Church was not a part of my family's life. Sundays were mostly spent playing outdoors, watching TV, visiting with friends, and other similar activities. My mother had various reasons for not attending, but I think the biggest factors were some negative experiences she had at her rural Mississippi church as a child and a reluctance to admit her need (to anyone...even God). Despite the lack of a family habit, several middle school friendships drew me into the church around age thirteen.
In many ways, church was my salvation. It was the first place, outside my family, where I could be myself and people still accepted and loved me. During junior high and high school, Sunday was my favorite day of the week. Enjoying time with friends in study and worship re-energized me for the tough weeks I often faced at good ol' Watertown High School. In college, church was a time to get away from campus and enjoy time with people other than my classmates. We sang in the worship team, taught Sunday school, helped out with the brought dishes to the potluck, led the youth group, and became an integral part of the church community.
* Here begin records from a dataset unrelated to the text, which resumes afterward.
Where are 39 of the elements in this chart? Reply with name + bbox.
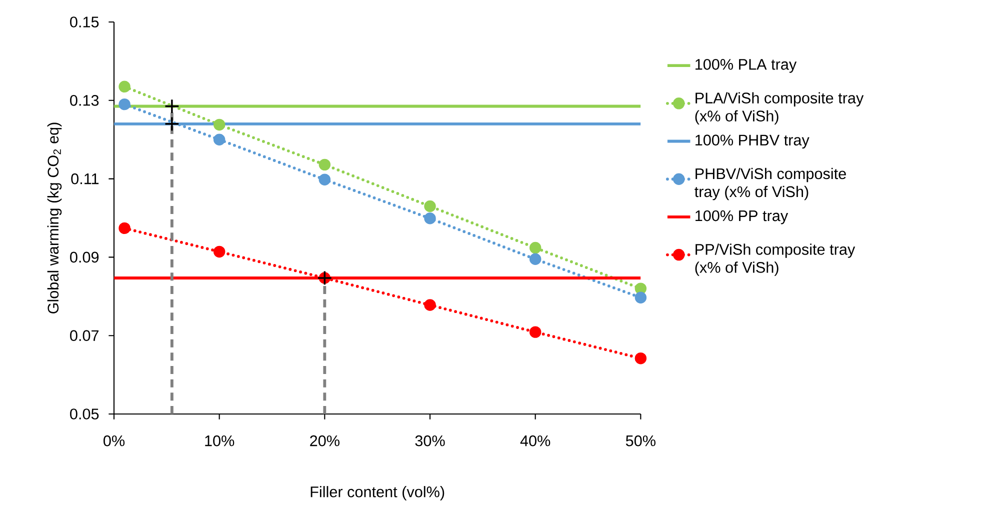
legend-label: 100% PP tray	[696, 210, 788, 224]
y-tick-label: 0.09	[70, 252, 99, 263]
x-tick-label: 0%	[104, 435, 125, 446]
x-tick-label: 10%	[205, 435, 234, 446]
point	[424, 200, 436, 212]
point	[634, 292, 647, 304]
point	[318, 158, 331, 171]
x-tick-label: 20%	[310, 435, 340, 446]
legend-label: PP/ViSh composite tray (x% of ViSh)	[695, 244, 856, 276]
point	[213, 118, 226, 131]
x-axis-title: Filler content (vol%)	[310, 486, 444, 500]
y-tick-label: 0.07	[70, 330, 99, 342]
legend-label: PLA/ViSh composite tray (x% of ViSh)	[695, 92, 864, 124]
point	[424, 212, 436, 224]
point	[118, 222, 130, 234]
point	[529, 253, 542, 266]
point	[213, 134, 226, 146]
y-axis-title: Global warming (kg CO$_{2}$ eq)	[47, 122, 62, 314]
legend-label: 100% PHBV tray	[696, 134, 810, 149]
point	[318, 174, 331, 186]
y-tick-label: 0.05	[70, 408, 99, 420]
point	[424, 299, 436, 311]
point	[634, 352, 647, 364]
point	[118, 80, 130, 93]
point	[164, 116, 180, 132]
point	[213, 246, 226, 258]
y-tick-label: 0.13	[70, 94, 99, 106]
y-tick-label: 0.11	[71, 173, 99, 184]
legend-label: 100% PLA tray	[696, 58, 797, 73]
point	[118, 98, 130, 110]
point	[529, 242, 542, 254]
x-tick-label: 30%	[415, 435, 445, 446]
x-tick-label: 40%	[520, 435, 550, 446]
point	[164, 98, 180, 114]
point	[529, 326, 542, 338]
point	[634, 282, 647, 294]
x-tick-label: 50%	[626, 435, 656, 446]
legend-label: PHBV/ViSh composite tray (x% of ViSh)	[694, 168, 846, 200]
y-tick-label: 0.15	[70, 16, 99, 28]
Near the end of college I began to weary of what I felt was a weekly obligation, a burden which I no longer wished to carry. For approximately two years, my church attendance was spotty at best. In Buffalo I had an excuse not to go because I worked on Sunday mornings, but once I moved to Arlington, I no longer had that excuse. Being completely lazy, I tagged along with Emily to the church she'd been attending for a year or so. Our attendance was hit or miss because neither of us really felt any draw to Cherrydale, we didn't fit there.
Finally, last summer, Emily began attending the Falls Church and I, once again, tagged along. What a drastic change! I finally wanted to go to church again. Sunday services energized and excited me like they hadn't in several years. It was incredible! After learning more about the church through a Discovery Class in the fall, I joined the choir and began attending the 9 a.m. service, where I fell in love with Anglican liturgy. Week after week, I was touched by the sermons, the music, the people, everything... Once again, I found the perfect fit.
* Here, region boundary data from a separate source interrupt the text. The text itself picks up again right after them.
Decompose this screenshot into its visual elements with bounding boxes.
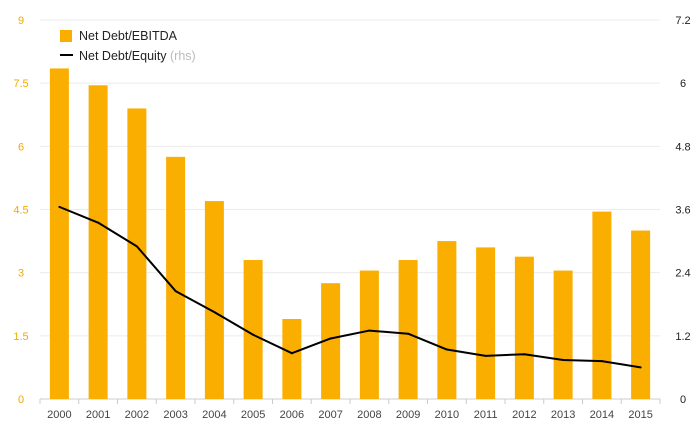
y-right-tick-label: 3.6: [675, 205, 690, 217]
x-tick-label: 2008: [357, 409, 381, 421]
line-point-2004: [213, 311, 216, 314]
line-point-2008: [368, 329, 371, 332]
line-point-2000: [58, 205, 61, 208]
bar-2000: [49, 68, 69, 399]
y-right-tick-label: 0: [680, 394, 686, 406]
x-tick-label: 2011: [474, 409, 498, 421]
y-left-tick-label: 9: [18, 15, 24, 27]
y-left-tick-label: 3: [18, 268, 24, 280]
x-tick-label: 2000: [47, 409, 71, 421]
x-tick-label: 2009: [396, 409, 420, 421]
y-right-tick-label: 2.4: [675, 268, 690, 280]
legend-label-line: Net Debt/Equity (rhs): [79, 49, 196, 63]
x-tick-label: 2005: [241, 409, 265, 421]
line-point-2001: [97, 221, 100, 224]
y-left-tick-label: 6: [18, 141, 24, 153]
bar-2009: [398, 260, 418, 399]
bar-2005: [243, 260, 263, 399]
bar-2008: [359, 270, 379, 399]
line-point-2015: [639, 366, 642, 369]
line-point-2003: [174, 290, 177, 293]
legend-swatch-bar: [60, 30, 72, 42]
x-tick-label: 2003: [163, 409, 187, 421]
line-net-debt-equity: [58, 205, 641, 369]
bar-2006: [282, 318, 302, 399]
x-tick-label: 2010: [435, 409, 459, 421]
bar-2012: [514, 256, 534, 399]
x-tick-label: 2012: [512, 409, 536, 421]
bar-2003: [166, 156, 186, 399]
line-point-2013: [562, 359, 565, 362]
line-point-2007: [329, 337, 332, 340]
bar-2004: [204, 201, 224, 399]
bar-2015: [631, 230, 651, 399]
x-tick-label: 2015: [628, 409, 652, 421]
line-point-2012: [523, 353, 526, 356]
line-point-2014: [600, 360, 603, 363]
line-point-2011: [484, 354, 487, 357]
y-left-tick-label: 7.5: [13, 78, 28, 90]
bar-2002: [127, 108, 147, 399]
y-left-tick-label: 4.5: [13, 205, 28, 217]
x-tick-label: 2013: [551, 409, 575, 421]
bar-2011: [476, 247, 496, 399]
line-point-2005: [252, 333, 255, 336]
line-point-2002: [135, 245, 138, 248]
x-tick-label: 2006: [280, 409, 304, 421]
legend-label-bar: Net Debt/EBITDA: [79, 29, 178, 43]
line-point-2009: [407, 332, 410, 335]
y-right-tick-label: 4.8: [675, 141, 690, 153]
x-tick-label: 2002: [125, 409, 149, 421]
y-right-tick-label: 6: [680, 78, 686, 90]
x-tick-label: 2001: [86, 409, 110, 421]
bar-2007: [321, 283, 341, 399]
bar-2013: [553, 270, 573, 399]
y-right-tick-label: 1.2: [675, 331, 690, 343]
bar-2010: [437, 241, 457, 399]
bar-2001: [88, 85, 108, 400]
line-point-2010: [445, 348, 448, 351]
y-right-tick-label: 7.2: [675, 15, 690, 27]
y-left-tick-label: 0: [18, 394, 24, 406]
bar-2014: [592, 211, 612, 399]
x-tick-label: 2007: [318, 409, 342, 421]
x-tick-label: 2014: [590, 409, 614, 421]
x-tick-label: 2004: [202, 409, 226, 421]
y-left-tick-label: 1.5: [13, 331, 28, 343]
line-point-2006: [290, 352, 293, 355]
legend-label-line-note: (rhs): [170, 49, 196, 63]
legend-label-line-name: Net Debt/Equity: [79, 49, 170, 63]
I've only been at the Falls Church for a little over a year, but I'm going to miss it desperately. Moving to a new town and finding a new church is not a fun prospect. Finding a church that can follow on the heels of the Falls Church is downright daunting.
Pray for me, folks. Seminary's going to be difficult and I don't want to do it without a family...
2 comments:
Love your template!
I will pray for you. I know exactly how difficult it is to find a place of worship where you can be spiritually engaged. I went from attending mass daily a few years ago to not attending at all any more.
Fortunately, for right now, I've managed to make that work okay for me. But I hope to one day find a place where I can once more find joy in the music and sermons of a service.
I wish you the very best of luck, with your move, your school and you church. Again, I will keep you in my prayers.
Thanks for the encouragment, Rebecca. I'm hoping that the fact I'm going to a seminary will be helpful in the church finding endeavors...hoping.